Au final, l’opposition de l’individu et de la société apparaît épistémologiquement ruineuse. En réalité, ils sont indissociables : s’extériorisant en lui, la structure sociale fait exister l’individu, qui l’intériorise, et qui, par ses pratiques, la produit et la reproduit. Il n’y a pas de substance première, individuelle ou sociale : il y a des rapports structuraux typiques d’une société, dans lesquels cette dernière s’exprime et sous condition desquels se trouve placé celui qui, par et dans ses pratiques, ne cesse de les produire – soit l’« individu », en tant que sujet social. Toutefois, et c’est le point capital, les individus n’ont pas la maîtrise de ces structures qui déterminent les limites de leur pensée et de leur action, et dont ils ne sont, par définition, que très partiellement conscients. Aussi accordera-t-on qu’il y a dans cette mesure un nécessaire primat méthodologique de la structure « objective ». Par méthode, si l’on souhaite soumettre à l’explication une formation sociale, on se donnera pour objet, par un effort d’abstraction, les structures objectives qui sont au principe des rapports sociaux entre individus (mais hors desquels elles n’ont d’autre existence que conceptuelle). Les individus, leurs rapports à eux-mêmes, aux autres et au monde nous semblent le plus concret, mais il n’en est rien : ce n’est qu’à la condition de conceptualiser ce qui rend réellement possible et nécessaire la forme de ces rapports individuels qu’on les expliquera[6]. Durcissons l’opposition avec l’individualisme méthodologique et résumons les acquis de cette section : l’individu est le plus abstrait ; ce qui est vraiment concret, c’est ce produit théorique qu’est la structure objective (qui doit encore être pensée dans son historicité), dès lors qu’on la rapporte (et qu’on la rapporte perpétuellement) à son incarnation sociale dans des pratiques soutenues par des individus (eux-mêmes produits d’histoires singulières)[7]. Accorder méthodologiquement un primat au point de vue de la structure pourrait bien être l’unique façon de dégager le sens objectif et la signification vécue d’une formation sociale.

 

Du changement social à la subjectivation politique

J’en viens au second problème évoqué au début de ce paragraphe. Il ne s’agit plus de savoir si l’individu explique le social ou si c’est l’inverse qui est vrai ; la question devient celle des conditions d’intelligibilité du changement social : convient-il d’y voir le produit des décisions d’individus libres ? À moins que ceux-ci, écrasés par la structure objective qui les détermine, n’aient nulle part au changement, qui pourrait alors demeurer inexplicable…
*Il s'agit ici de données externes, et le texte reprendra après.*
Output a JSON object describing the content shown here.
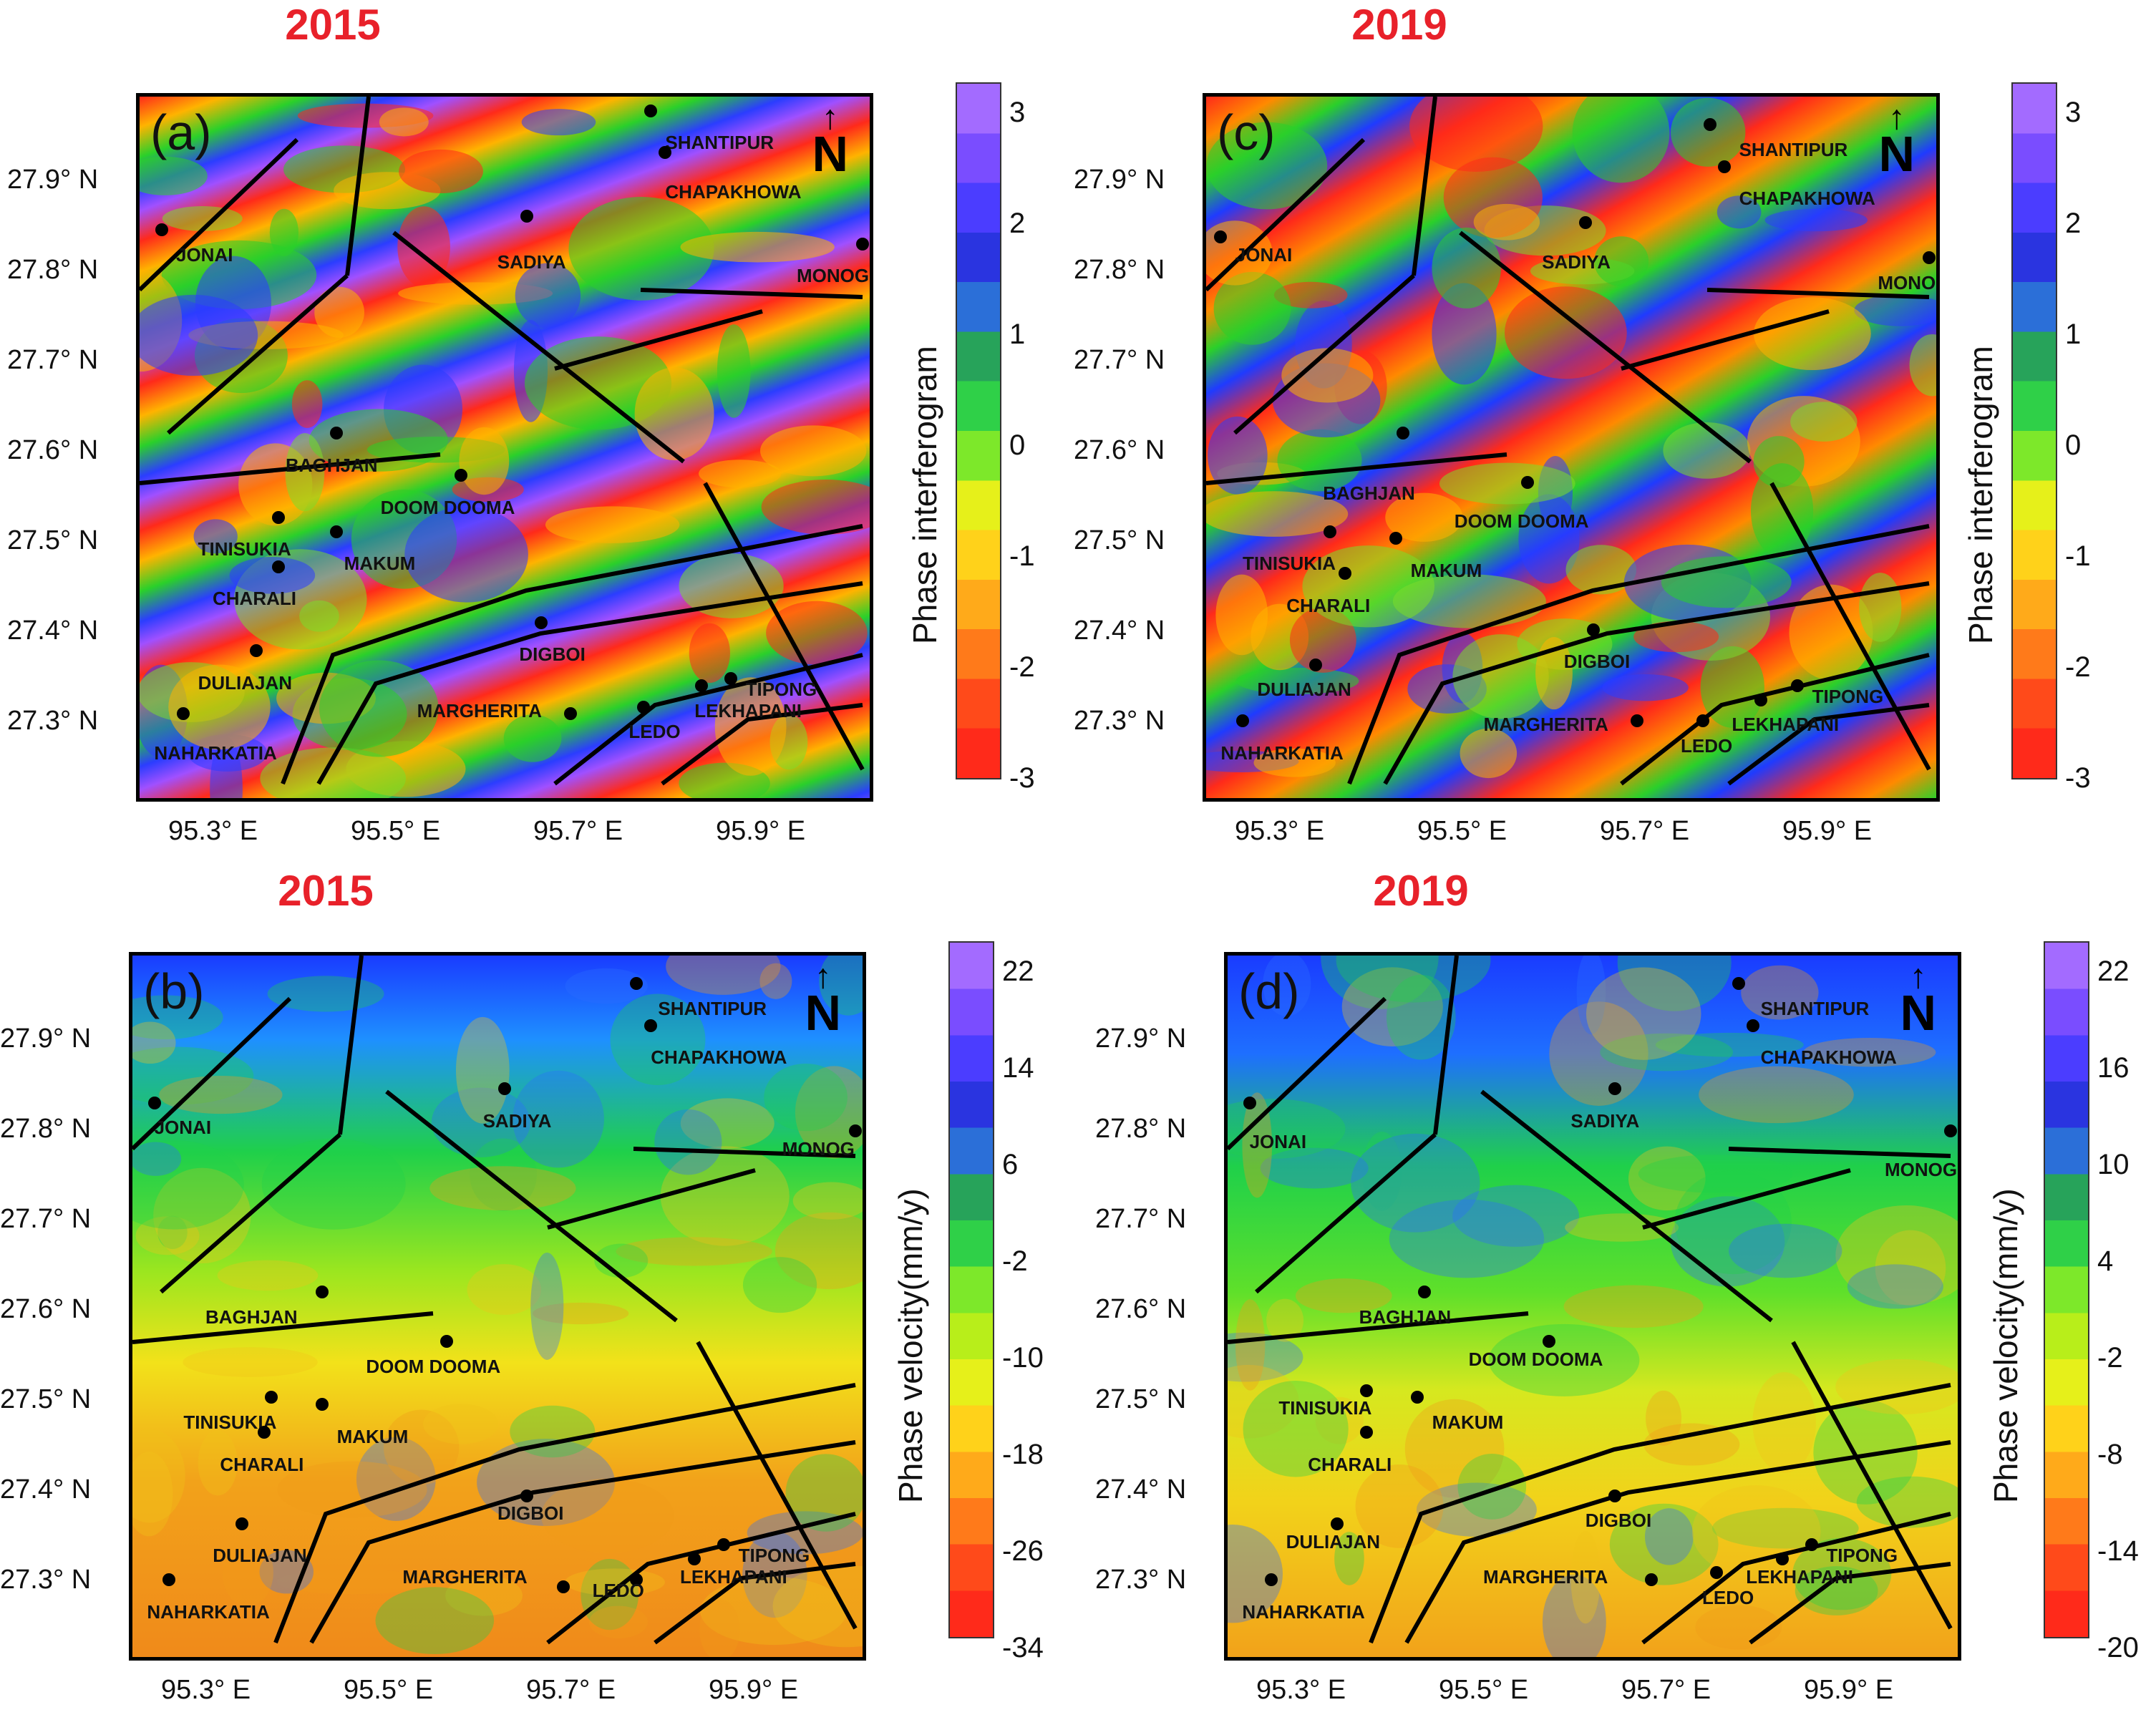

On voit en effet la difficulté à laquelle risque d’aboutir la section précédente. Poser un primat, même méthodologique, de la structure objective, revient à s’inscrire dans une perspective résolument déterministe et à minorer d’autant l’importance accordée à la volonté libre de l’individu. On retrouverait une objection (au reste peu informée) souvent faite à Bourdieu : si l’agent social, plutôt que liberté, est d’abord habitus – i. e. un ensemble de structures sociales héritées faites corps voué à reproduire ce qui l’a produit –, comment échapperait-il à son destin social[8] ? L’ajustement entre dispositions subjectives et position objective ne semble guère pouvoir connaître de ratés… Et la difficulté n’est pas levée dès lors que l’on pose le problème, non plus des transformations qui affectent un destin social individué, mais une formation sociale donnée : il est de notoriété publique, paraît-il, que Bourdieu ne peut expliquer ni les unes ni les autres. Bref, la question serait de savoir s’il est encore possible de rendre compte du changement dès lors que l’on nie que l’ultima ratio du social soit cet individu-substance dont le principal attribut serait la volonté libre.

On tentera d’y répondre en multipliant les points de vue. Posons, d’une façon générale, que si les conditions structurelles qui, dans telle formation sociale, définissent ce qu’il est possible de dire et de voir, de vouloir et de penser, etc., ne sont certes pas le produit de décisions individuelles, pas plus que leur modification, cela ne signifie pour autant pas qu’elles soient intangibles, ni qu’elles déterminent intégralement les comportements sociaux. Le point précédent l’a suggéré : parce que les structures objectives caractéristiques d’une formation sociale sont continuellement produites par et dans les pratiques des agents qu’elles déterminent, et que ces pratiques, loin d’être une sorte d’application mécanique d’un modèle structural, enveloppent par définition un halo d’indétermination, il est facile de voir qu’une structure ne se reproduit pas sans provoquer jeu, ratés et incertitude, si bien que les individus peuvent toujours trouver une occasion d’y employer leur volonté, d’y faire usage de leur faculté de juger et de raisonner, en un mot : d’y faire la preuve de leur liberté relative. On sait du reste d’expérience que les formations sociales sont régulièrement traversées par des crises et des événements objectifs débouchant quelquefois sur leur transformation radicale.  En développant maintenant ces intuitions, je voudrais montrer que refuser d’envisager la liberté comme l’attribut essentiel d’une substance première (l’individu) n’impose ni d’opter pour un strict déterminisme ni de renoncer à expliquer la possibilité du changement.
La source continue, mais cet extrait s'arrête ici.